States across the US have been passing laws to prevent deep-pocketed, litigation-happy bullies from filing exactly these types of suits to intimidate critics from making protected speech. There’s even a name for the strategy: Strategic Lawsuits Against Public Participation. The statutes pre-empting them are commonly known as anti-SLAPP laws, and, in fact, the District of Columbia put one on the books this spring.

Among other things, it requires that plaintiffs demonstrate early in the legal process that they’re likely to prevail on the merits of a complaint (as opposed to bankrupting a defendant in discovery before the question of merit ever comes before a judge).

Now Snyder is challenging that law, too, broadening his sights from the City Paper to a legal protection that’s enjoyed by citizens throughout the District. And the city has had to intervene in the lawsuit to defend its law, with an amicus brief filed by the ACLU, the American Society of Newspaper Editors, the Society of Professional Journalists and a whole slew of other media organizations.

Back in April, Snyder moved the suit from New York to Washington. The City Paper then requested the suit be dismissed in June under the new anti-SLAPP law. Snyder’s lawyers, in response, are arguing that the anti-SLAPP law itself is unconstitutional (according to a convoluted legal arrangement that restricts the District of Columbia from governing itself in the same way other states and municipalities in the U.S. can).

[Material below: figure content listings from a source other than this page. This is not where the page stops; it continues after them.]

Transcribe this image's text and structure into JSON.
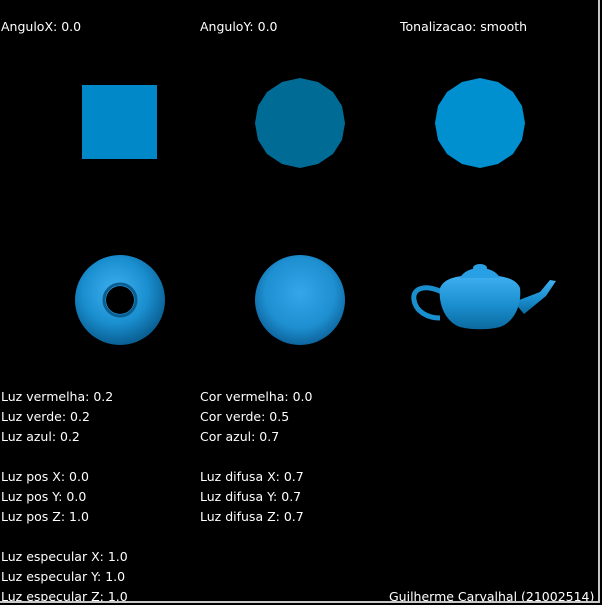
{
  "window": {
    "header": {
      "angle_x": "AnguloX: 0.0",
      "angle_y": "AnguloY: 0.0",
      "shading": "Tonalizacao: smooth"
    },
    "objects": [
      {
        "name": "square",
        "color": "#0088c8"
      },
      {
        "name": "polygon-sphere",
        "color": "#006b94"
      },
      {
        "name": "disk",
        "color": "#0090d0"
      },
      {
        "name": "torus",
        "color": "#1a8fd0"
      },
      {
        "name": "sphere",
        "color": "#1e8fd0"
      },
      {
        "name": "teapot",
        "color": "#1a8fd0"
      }
    ],
    "light_color": [
      "Luz vermelha: 0.2",
      "Luz verde: 0.2",
      "Luz azul: 0.2"
    ],
    "object_color": [
      "Cor vermelha: 0.0",
      "Cor verde: 0.5",
      "Cor azul: 0.7"
    ],
    "light_pos": [
      "Luz pos X: 0.0",
      "Luz pos Y: 0.0",
      "Luz pos Z: 1.0"
    ],
    "diffuse": [
      "Luz difusa X: 0.7",
      "Luz difusa Y: 0.7",
      "Luz difusa Z: 0.7"
    ],
    "specular": [
      "Luz especular X: 1.0",
      "Luz especular Y: 1.0",
      "Luz especular Z: 1.0"
    ],
    "author": "Guilherme Carvalhal (21002514)"
  }
}
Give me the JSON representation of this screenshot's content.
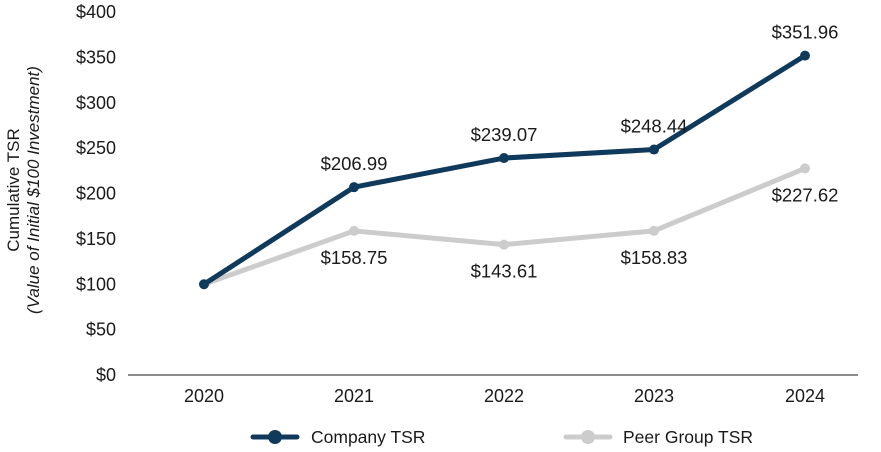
{
  "chart_data": {
    "type": "line",
    "title": "",
    "ylabel": "Cumulative TSR",
    "ylabel_sub": "(Value of Initial $100 Investment)",
    "xlabel": "",
    "categories": [
      "2020",
      "2021",
      "2022",
      "2023",
      "2024"
    ],
    "ylim": [
      0,
      400
    ],
    "yticks": [
      0,
      50,
      100,
      150,
      200,
      250,
      300,
      350,
      400
    ],
    "ytick_labels": [
      "$0",
      "$50",
      "$100",
      "$150",
      "$200",
      "$250",
      "$300",
      "$350",
      "$400"
    ],
    "grid": false,
    "legend_position": "bottom-center",
    "series": [
      {
        "name": "Company TSR",
        "color": "#0f3a5c",
        "values": [
          100,
          206.99,
          239.07,
          248.44,
          351.96
        ],
        "labels": [
          "",
          "$206.99",
          "$239.07",
          "$248.44",
          "$351.96"
        ]
      },
      {
        "name": "Peer Group TSR",
        "color": "#cccccc",
        "values": [
          100,
          158.75,
          143.61,
          158.83,
          227.62
        ],
        "labels": [
          "",
          "$158.75",
          "$143.61",
          "$158.83",
          "$227.62"
        ]
      }
    ]
  }
}
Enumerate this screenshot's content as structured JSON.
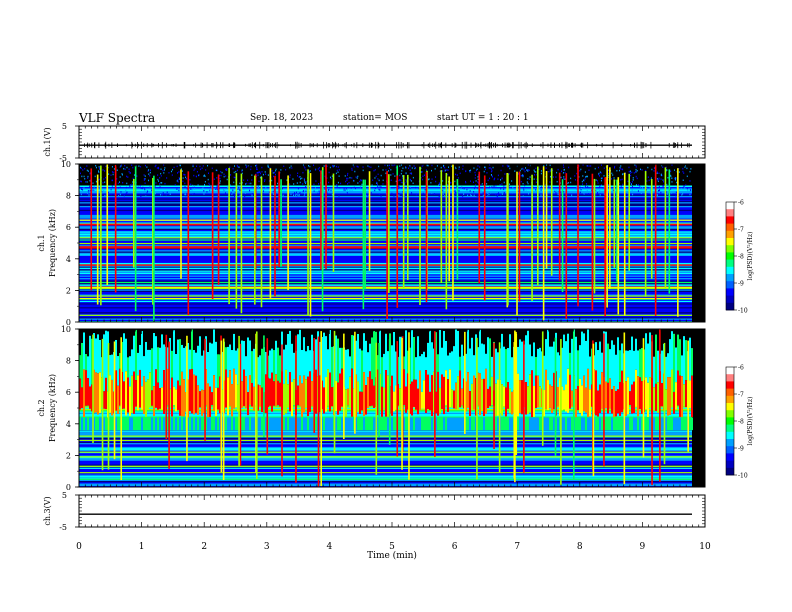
{
  "header": {
    "title": "VLF Spectra",
    "date": "Sep. 18, 2023",
    "station": "station= MOS",
    "start_ut": "start  UT =   1 : 20 : 1"
  },
  "chart_data": [
    {
      "type": "line",
      "ylabel": "ch.1(V)",
      "ylim": [
        -5,
        5
      ],
      "yticks": [
        "5",
        "-5"
      ],
      "series": [
        {
          "name": "",
          "values": []
        }
      ],
      "baseline": -1,
      "xlim": [
        0,
        10
      ]
    },
    {
      "type": "heatmap",
      "ylabel": "ch.1 Frequency (kHz)",
      "ylim": [
        0,
        10
      ],
      "yticks": [
        "0",
        "2",
        "4",
        "6",
        "8",
        "10"
      ],
      "xlim": [
        0,
        10
      ],
      "colorbar": {
        "label": "log(PSD)(V²/Hz)",
        "range": [
          -10,
          -6
        ],
        "ticks": [
          "-6",
          "-7",
          "-8",
          "-9",
          "-10"
        ]
      }
    },
    {
      "type": "heatmap",
      "ylabel": "ch.2 Frequency (kHz)",
      "ylim": [
        0,
        10
      ],
      "yticks": [
        "0",
        "2",
        "4",
        "6",
        "8",
        "10"
      ],
      "xlim": [
        0,
        10
      ],
      "colorbar": {
        "label": "log(PSD)(V²/Hz)",
        "range": [
          -10,
          -6
        ],
        "ticks": [
          "-6",
          "-7",
          "-8",
          "-9",
          "-10"
        ]
      }
    },
    {
      "type": "line",
      "ylabel": "ch.3(V)",
      "ylim": [
        -5,
        5
      ],
      "yticks": [
        "5",
        "-5"
      ],
      "baseline": -1,
      "xlim": [
        0,
        10
      ],
      "xlabel": "Time  (min)",
      "xticks": [
        "0",
        "1",
        "2",
        "3",
        "4",
        "5",
        "6",
        "7",
        "8",
        "9",
        "10"
      ]
    }
  ],
  "colors": {
    "colormap": [
      "#000080",
      "#0000ff",
      "#00a0ff",
      "#00ffff",
      "#00ff60",
      "#a0ff00",
      "#ffff00",
      "#ff8000",
      "#ff0000",
      "#ffffff"
    ]
  }
}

The case has since evolved well beyond the small-bore debate over the tongue-in-cheek tone of McKenna’s original story and into a much larger one over the right of media outlets — and others — to legitimately criticise wealthy people without fear of legal harassment.

This much at least is clear: When the case finally reaches its conclusion, Snyder will have provided enough material to supplant the Cranky Redskin’s Guide with an entire book.

Philippines: Libel law used against journalist

In what is reportedly the first time that a Philippine Supreme Court justice has filed a libel case against anyone including a journalist, reporter Marites Danguilan Vitug was forced to post P10,000 (145 GBP) bail on Friday on charges that she had defamed Supreme Court Justice Presbitero Velasco in a recent book. In the book, Shadow of Doubt, Vitug quoted residents of the Marinduque constituency as saying the Supreme Court justice was active in inviting two local officials to run with his son as councillor and promising to underwrite campaign expenses.